How To Recreate The Carnage Of Paddy’s Day At Home


IT’S something we all miss but you don’t have to if you unlock the endless potential of combining your patriotism and imagination.

Here’s how to recreate that warm, fuzzy and familiar feeling of the chaotic carnage a crowded St. Patrick’s Day in Ireland is known for, all in the comfort of your own home:

Get in the right headspace

How would you treat your home if it was the crowded streets of an Irish city during a Paddy’s Day parade? Your couch is now a quiet laneway and a perfect place to take a slash.

Your kitchen? Turn it the fuck upside down.

Every surface in the house should be spray painted a putrid shade of green that makes you nauseous.

Treat everyone in your home with a hostile and fearful energy

Like the real parade, who knows if those in the crowds are polite tourists enjoying the parade or some aggressive drunken fools who want to use your face as a punchbag. Yesterday they were your housemates, partner or children, but today they are the danger.

If they try to make conversation just keep the head down, ignore them, wait for them to lose interest and move on. The fear is palpable; last thing you want is to be glassed in the face for looking at someone the wrong way.

It should be taken as a given that you’ve been drinking from the get go

Vodka in the cornflakes. The cornflakes were actually more vodka. Do this all on an empty stomach, this isn’t amateur hour, you either want to recreate Paddy’s Day or you’re a liar, which is it?

Jump up and down on some bagpipes

Recreate that unmistakable and haunting sound of horrific pipe bands jetting from the US for the parade. It’s like it’s really happening.

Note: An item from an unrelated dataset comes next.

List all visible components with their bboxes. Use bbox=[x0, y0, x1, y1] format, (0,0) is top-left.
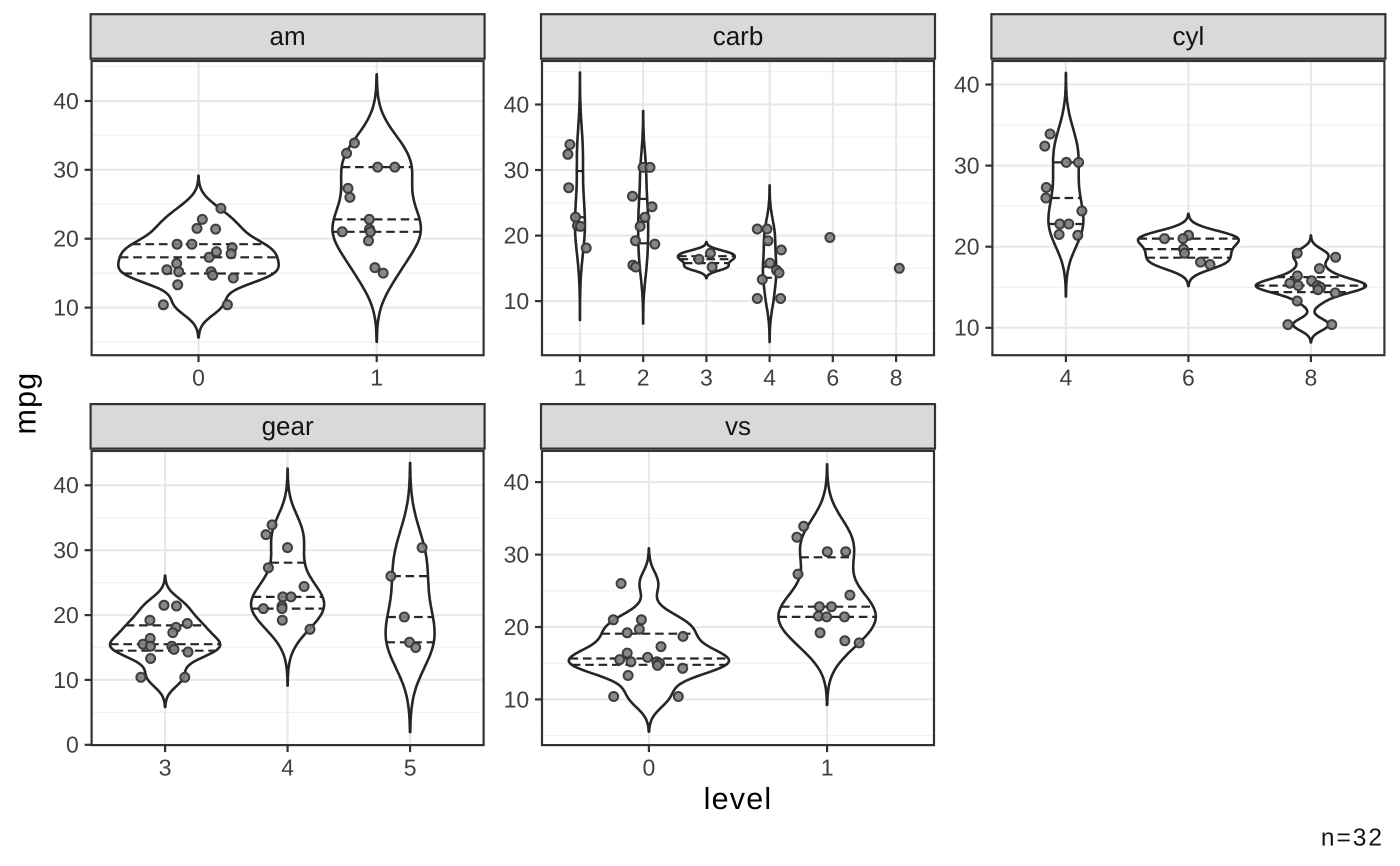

Now you’re happy drunk, time to be a nuisance

Now it’s your turn to be a menace, vague guidelines should suffice: just act the massive prick to everyone. Turn over a bin, get in a fight with a lamppost, find a Yank tourist to berate for 30 minutes after they declare their sincere love for Ireland.

Random encounters

Hard to replicate from home so maybe just talk to yourself in mirror, pose as an old man who is weirdly upholding and explaining some Paddy’s Day tradition you’ve never heard of such as filling his underwear with mashed potatoes or driving nails into the souls of his shoes while letting a snake bite his mickey.

Transition toward bitter rants about the state of the country

Depending on how you’ve been putting away the alcohol this can occur as late in the day as 11am, but make sure to give out yards about absolutely every aspect of the country you were fiercely proud of not 5 minutes ago. Now find a spare piece of floor to black out in. Well done, you’ve created a little bit of Paddy’s Day magic for yourself.